Qué pena da que de pronto alguien a tu alrededor, aunque no tenga que ver contigo, perdió la capacidad de valorar las cosas, interpretar correctamente las palabras, usar, en definitiva, de su dosis de inteligencia con arreglo a su utilidad práctica, de que forma parte, por otro lado, la capacidad de imaginar, ahora desbocada y aberrante. Pero tiene que haber de todo, supongo, desde pobres hasta ricos y desde tontos hasta premios Nóbel, para que el mundo mantenga su precario equilibrio y gire, día y noche, hacia esa conmixtión de esperanza, futuro y miedo en que consiste la aparición de la luz de cada mañana, todavía un resplandor más allá del horizonte, a veces amatista, que por eso sólo llamo yo a tal color el de la duda. ¿O no estáis conmigo en suponer que el día, antes de recuperar la luz y el paisaje, tiene un momento de duda?.
Un día más, hoy, de crisis económica y de gripe cochina, de que alguien haya matado a alguien y que un juez, dice la prensa, ha soltado a un grupo de piratas prisioneros porque el fiscal no los había acusado de nada.
Pero puedes buscar música, la más adecuada a tu estado de ánimo y llenar de ella el aire. En seguida, las preocupaciones se difuminan por lo menos –algunas llegan a disolverse- y notas, a medida que respiras el aire musical, una mayor relajación. Creo, os soy sincero, lo dijo el otro día, que me tocó presentar a un músico en una reunión, que la música es un lenguaje que está entre el modo de expresarse y entenderse de los hombres y el de los ángeles.

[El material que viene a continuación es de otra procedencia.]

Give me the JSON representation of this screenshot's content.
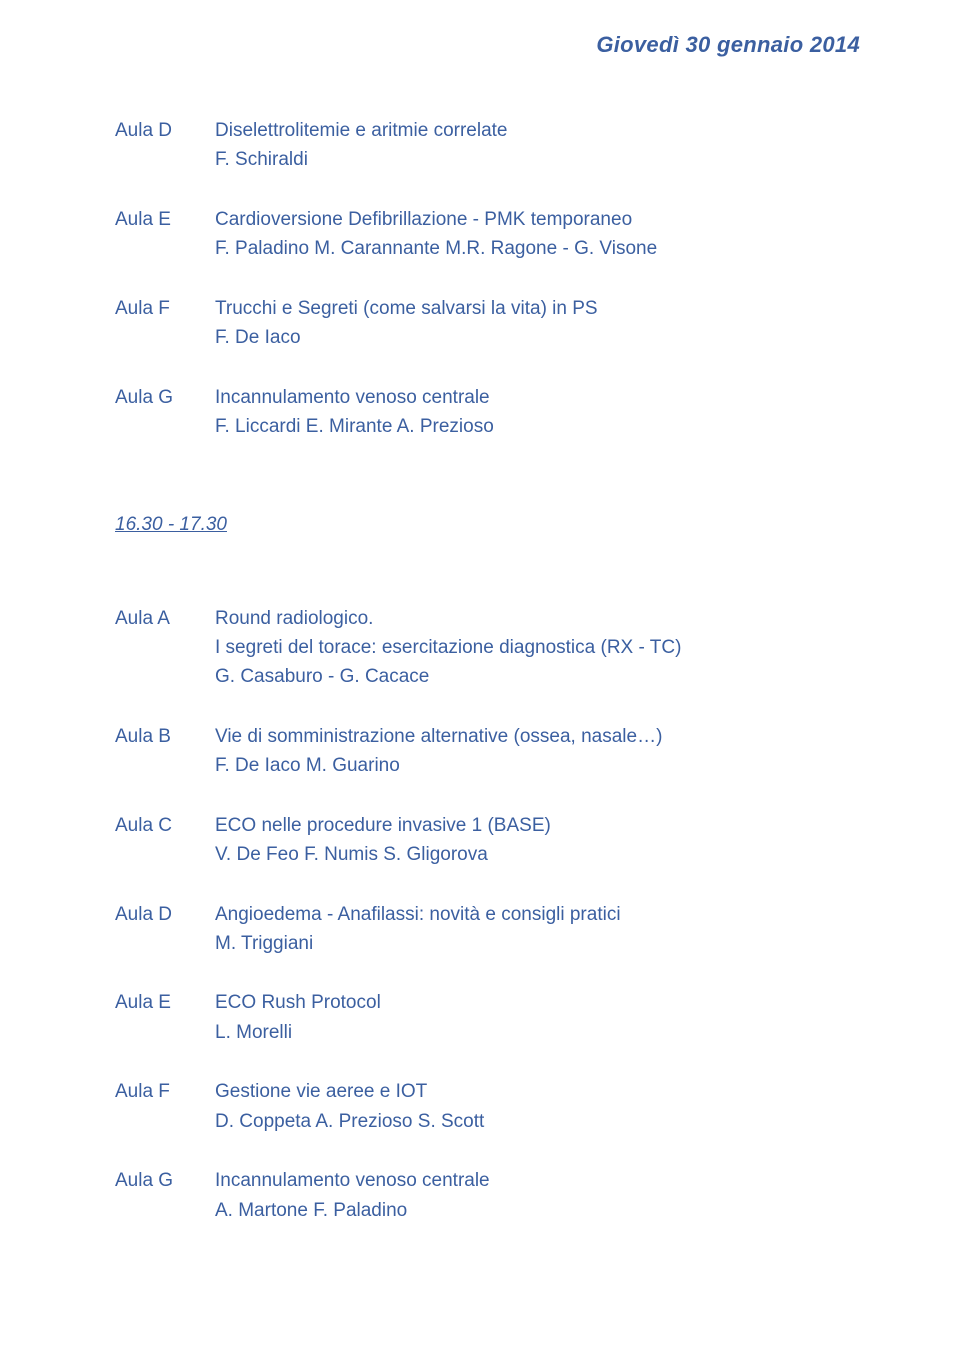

Y no sé por qué, me asalta el recuerdo de la clase de latín de sexto o de séptimo de bachillerato, cuando el profesor saltaba de uno en otro, sigue tú, y flotaba en el aire el fantasma del miedo, con aquel grupo de adolescentes granujientos en tensión, pendientes de que el dedo, la voz, te señalasen y te encontraran náufrago en plena catilinaria, con Cicerón implacable, pero el profesor más, apuntando sin cesar en su libretilla de tapas de hule negro, los escasos aciertos y los patinazos de la escasa y amedrentada tropa, anhelante de que sonara el timbre y fuese posible huir a la playa, a jugar un partido o soñar el sueño de hacerse pirata o marino, qué más daba, para perseguirse implacables por la mar oceana donde sería poco probable que fueran a buscarte Homero u Ovidio, Aristóteles y Pitágoras o el profesor de Latín, que por qué no estarán ahora a mi alrededor, reintentando recuperarme para la civilizada armonía de los clásicos.